A Sra. Juíza de Direito AA, por decisão de ...-...-2025, declarou-se incompetente para a prolação da sentença, considerando como competente o Sr. Juiz de Direito BB.
Os autos foram continuados ao Ministério Público – na 1.ª instância - que, em ...-...-2025 se pronunciou aderindo à posição expressa na decisão de ...-...-2025.
*
II. Mostra-se apurado, com pertinência para a resolução da questão, o seguinte:
1) Nos presentes autos, por sentença, datada de ...-...-2022, procedeu-se à revisão da medida aplicada, tendo o requerido sido declarado carecido de acompanhamento e aplicada a medida de acompanhamento de «representação geral (art. 145, n.º 2, al. b) e n.º 4 do CC, e 1935 e ss do CC) incluindo a limitação de celebração de negócios da vida corrente», tendo-se fixado o prazo de 2 anos para a revisão das medidas de acompanhamento.
2) Por despacho de ...-...-2024, determinou-se a notificação do Ministério Público, acompanhante e acompanhado para, no prazo de 5 dias, informarem se se alteraram, ou não, os pressupostos da decisão proferida a ...-...-2022 e/ou requererem o que tiverem por conveniente.
3) Após terem sido prestadas informações nos autos pelo acompanhante, o Tribunal determinou, por despacho datado de ...-...-2024, a realização de relatório pericial, o qual foi junto aos autos a .../.../2024.
4) Mediante despacho, datado de ...-...-2024, designou-se data para audição do beneficiário.
5) No dia ...-...-2024, procedeu-se à audição do beneficiário, bem como do acompanhante, tendo tal diligência sido presidida pela Sra.

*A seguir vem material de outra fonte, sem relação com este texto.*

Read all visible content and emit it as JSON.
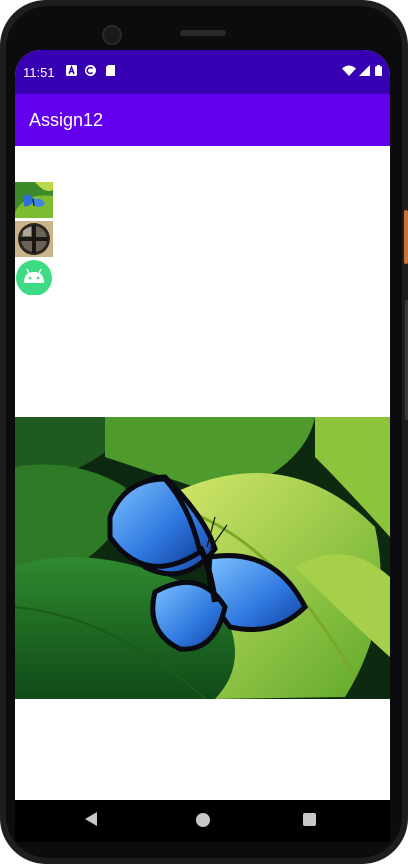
{
  "status_bar": {
    "time": "11:51",
    "notification_icons": [
      "a-notification-icon",
      "c-notification-icon",
      "sd-card-icon"
    ],
    "system_icons": [
      "wifi-icon",
      "cell-signal-icon",
      "battery-icon"
    ],
    "color": "#3700b3"
  },
  "app_bar": {
    "title": "Assign12",
    "color": "#6200ee"
  },
  "thumbnails": [
    {
      "icon": "butterfly-thumbnail"
    },
    {
      "icon": "window-thumbnail"
    },
    {
      "icon": "android-thumbnail"
    }
  ],
  "main_image": {
    "icon": "butterfly-image"
  },
  "nav_bar": {
    "buttons": [
      "back-icon",
      "home-icon",
      "recents-icon"
    ]
  }
}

Juíza de Direito AA.
6) No final da referida diligência, foi determinada a abertura de vista ao MP para se pronunciar quanto à matéria objeto de revisão, concedendo-se idêntico prazo ao defensor do acompanhado para o mesmo efeito.
7) Por requerimento de ...-...-2024, o MP pronunciou-se.
8) Notificado para se pronunciar, o defensor não se pronunciou.
9) Em ...-...-2025, a Sra. Juíza de Direito AA proferiu o seguinte despacho: “Apresente os autos ao Meritíssimo Senhor Juiz titular, atento o princípio do Juiz natural”.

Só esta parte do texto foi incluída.